By BETTY PLEASANT, Contributing Editor | LA Wave Newspapers
Local school workers are mobilizing to take a midnight ride to Sacramento Monday to urge California legislators to stop the devastating cuts to school budgets that loom as the result of the governor’s proposal to reduce the state’s education funding by more than $4 billion for the upcoming school year.
Hundreds of Los Angeles Unified School District teaching assistants, cafeteria workers, clerks, custodians and others are signing up to board buses at midnight Monday to travel overnight and spend the day lobbying state legislators about the impact the governor’s budget cuts will have on local classrooms and communities.
While the workers are in Sacramento, the LAUSD school board will begin dealing with that impact by drafting a provisional budget Tuesday to reflect the proposed trickle down cut of $400 million from Los Angeles’ schools. Even though the district has approved layoffs and furlough days to address the cuts, its provisional budget is expected to slash more than $350 million from educational programs and services.
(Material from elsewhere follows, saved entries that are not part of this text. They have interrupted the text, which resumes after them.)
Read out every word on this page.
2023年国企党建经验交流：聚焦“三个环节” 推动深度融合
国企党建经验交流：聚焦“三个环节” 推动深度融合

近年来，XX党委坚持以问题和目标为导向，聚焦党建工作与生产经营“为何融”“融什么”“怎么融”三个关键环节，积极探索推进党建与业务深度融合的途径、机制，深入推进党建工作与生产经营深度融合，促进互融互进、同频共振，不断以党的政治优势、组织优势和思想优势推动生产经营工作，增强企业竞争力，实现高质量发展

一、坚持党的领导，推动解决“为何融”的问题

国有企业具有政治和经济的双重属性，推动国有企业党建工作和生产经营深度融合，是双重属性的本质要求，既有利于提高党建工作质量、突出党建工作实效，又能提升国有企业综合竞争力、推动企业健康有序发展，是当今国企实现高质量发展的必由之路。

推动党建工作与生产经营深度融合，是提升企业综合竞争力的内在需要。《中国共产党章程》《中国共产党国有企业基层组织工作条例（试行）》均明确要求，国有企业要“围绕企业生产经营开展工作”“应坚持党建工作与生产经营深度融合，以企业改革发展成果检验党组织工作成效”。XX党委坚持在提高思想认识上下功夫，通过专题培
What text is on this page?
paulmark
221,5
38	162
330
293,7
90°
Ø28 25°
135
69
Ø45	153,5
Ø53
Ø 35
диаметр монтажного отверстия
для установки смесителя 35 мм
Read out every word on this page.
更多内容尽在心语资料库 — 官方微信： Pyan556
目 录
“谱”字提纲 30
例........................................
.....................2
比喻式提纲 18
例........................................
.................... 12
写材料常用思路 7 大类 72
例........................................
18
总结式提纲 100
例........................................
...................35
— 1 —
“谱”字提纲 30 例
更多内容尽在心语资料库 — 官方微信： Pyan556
District administrators say a final budget may not be possible until late summer or early fall when state legislators vote on a final state budget. Hence, Monday’s midnight ride to the capital is being launched so workers can personally press for the restoration of funding before students return to school in the fall.
The Midnight Ride to Sacramento kicks off “A Summer of Action” the workers and the various school unions have planned to restore school funding in the district. Actions in the coming months will include a “Fund Our Schools” phone-a-thon to legislators, more lobbying trips to Sacramento and one-on-one button-holing visits to local politicians.
Blanca Gallegos, spokesperson for SEIU, Local 99, from whose downtown offices the buses will roll at midnight, said: “We’re telling legislators that they can’t gamble with students’ education. Depending on the lottery to fund schools won’t work. We need to secure real, long-term solutions to this budget deficit or our students will continue to be held hostage by this budget process every year. This is about our children’s future — and the future of our state.”
One of the midnight riders, Demond Cohran, a special education assistant at Venice High School, said: “If we cut staff, kids will be on top of kids in overcrowded classrooms. We won’t be able to serve them with the extra attention that they need to learn. It will be watered-down instruction. We’re here on the front lines and we need help, not cuts.”